= Ciderkin =

Ciderkin, sometimes referred to as water-cider, is a kind of weak alcoholic cider traditionally drunk by children, and made by steeping the refuse apple pomace in water.
Ciderkin is currently listed alongside Cheate bread and Butter on the "Bill of Fare" for the Plimoth Plantation 1627 Harvest Dinner with the Pilgrims. However, according to the Plimoth Plantation Food Historian, this is not true 17th century ciderkin; Plimoth uses the term to differentiate between modern pasteurized sweet cider, which is served to guests, and period hard cider. Stagecoach and Tavern Days, written by Alice Morse Earle, describes a 16th-century New Hampshire settler proudly recounting "he made one barrel of cider, one barrel of water-cider, and one barrel of charming good drink" from his first apple crop of eight bushels.
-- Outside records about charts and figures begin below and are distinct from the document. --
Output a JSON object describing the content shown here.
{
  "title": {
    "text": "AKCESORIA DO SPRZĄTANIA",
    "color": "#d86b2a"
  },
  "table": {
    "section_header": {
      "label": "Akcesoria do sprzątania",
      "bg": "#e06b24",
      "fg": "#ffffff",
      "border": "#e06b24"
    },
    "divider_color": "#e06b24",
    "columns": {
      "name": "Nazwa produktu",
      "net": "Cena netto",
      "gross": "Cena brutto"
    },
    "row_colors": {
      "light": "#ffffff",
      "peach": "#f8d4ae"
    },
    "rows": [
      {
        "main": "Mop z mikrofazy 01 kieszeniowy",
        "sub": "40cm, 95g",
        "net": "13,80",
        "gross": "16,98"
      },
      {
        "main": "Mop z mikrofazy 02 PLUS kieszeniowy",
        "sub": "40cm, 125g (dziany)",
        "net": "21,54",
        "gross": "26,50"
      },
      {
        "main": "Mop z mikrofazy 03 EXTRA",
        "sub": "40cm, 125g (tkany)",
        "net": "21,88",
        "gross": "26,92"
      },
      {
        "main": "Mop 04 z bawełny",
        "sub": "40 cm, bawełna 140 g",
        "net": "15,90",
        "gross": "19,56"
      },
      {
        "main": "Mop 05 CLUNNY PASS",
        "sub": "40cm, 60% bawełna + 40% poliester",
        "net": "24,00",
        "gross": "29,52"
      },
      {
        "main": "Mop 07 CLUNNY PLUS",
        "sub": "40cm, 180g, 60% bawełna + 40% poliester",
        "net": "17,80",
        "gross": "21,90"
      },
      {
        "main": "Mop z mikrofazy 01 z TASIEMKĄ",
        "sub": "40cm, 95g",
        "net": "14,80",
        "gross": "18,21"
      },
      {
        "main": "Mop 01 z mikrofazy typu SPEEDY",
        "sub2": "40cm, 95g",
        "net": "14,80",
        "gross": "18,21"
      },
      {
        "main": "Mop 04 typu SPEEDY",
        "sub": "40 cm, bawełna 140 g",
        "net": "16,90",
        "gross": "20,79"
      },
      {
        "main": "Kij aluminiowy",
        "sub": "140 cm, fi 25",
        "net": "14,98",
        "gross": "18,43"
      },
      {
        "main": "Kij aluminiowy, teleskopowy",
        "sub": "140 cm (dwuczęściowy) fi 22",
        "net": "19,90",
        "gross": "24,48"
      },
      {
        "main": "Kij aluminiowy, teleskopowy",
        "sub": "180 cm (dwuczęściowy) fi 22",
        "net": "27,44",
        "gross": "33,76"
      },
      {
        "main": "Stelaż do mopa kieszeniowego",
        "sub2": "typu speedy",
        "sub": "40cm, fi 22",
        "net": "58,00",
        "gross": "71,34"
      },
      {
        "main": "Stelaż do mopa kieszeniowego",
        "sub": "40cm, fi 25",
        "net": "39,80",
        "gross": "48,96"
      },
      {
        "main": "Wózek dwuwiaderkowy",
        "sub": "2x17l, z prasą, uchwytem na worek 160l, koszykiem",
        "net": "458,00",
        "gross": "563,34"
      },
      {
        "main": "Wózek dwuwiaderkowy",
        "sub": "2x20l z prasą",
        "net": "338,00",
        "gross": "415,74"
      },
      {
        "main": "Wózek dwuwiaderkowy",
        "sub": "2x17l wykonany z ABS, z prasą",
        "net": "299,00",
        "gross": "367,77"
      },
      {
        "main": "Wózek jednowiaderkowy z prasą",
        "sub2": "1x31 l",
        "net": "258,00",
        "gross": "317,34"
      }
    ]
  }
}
According to Earle:

Water-cider, or ciderkin, was a very weak, slightly cidery beverage, which was made by pouring water over the solid dregs left after the cider had been pressed from the pomace, and pressing it...sometimes a little molasses and ginger was added.

In Berkshire Stories, by Morgan Bulkeley, ciderkin "was deemed especially suitable for children", especially compared to the stronger ciders widely consumed during the American colonial period.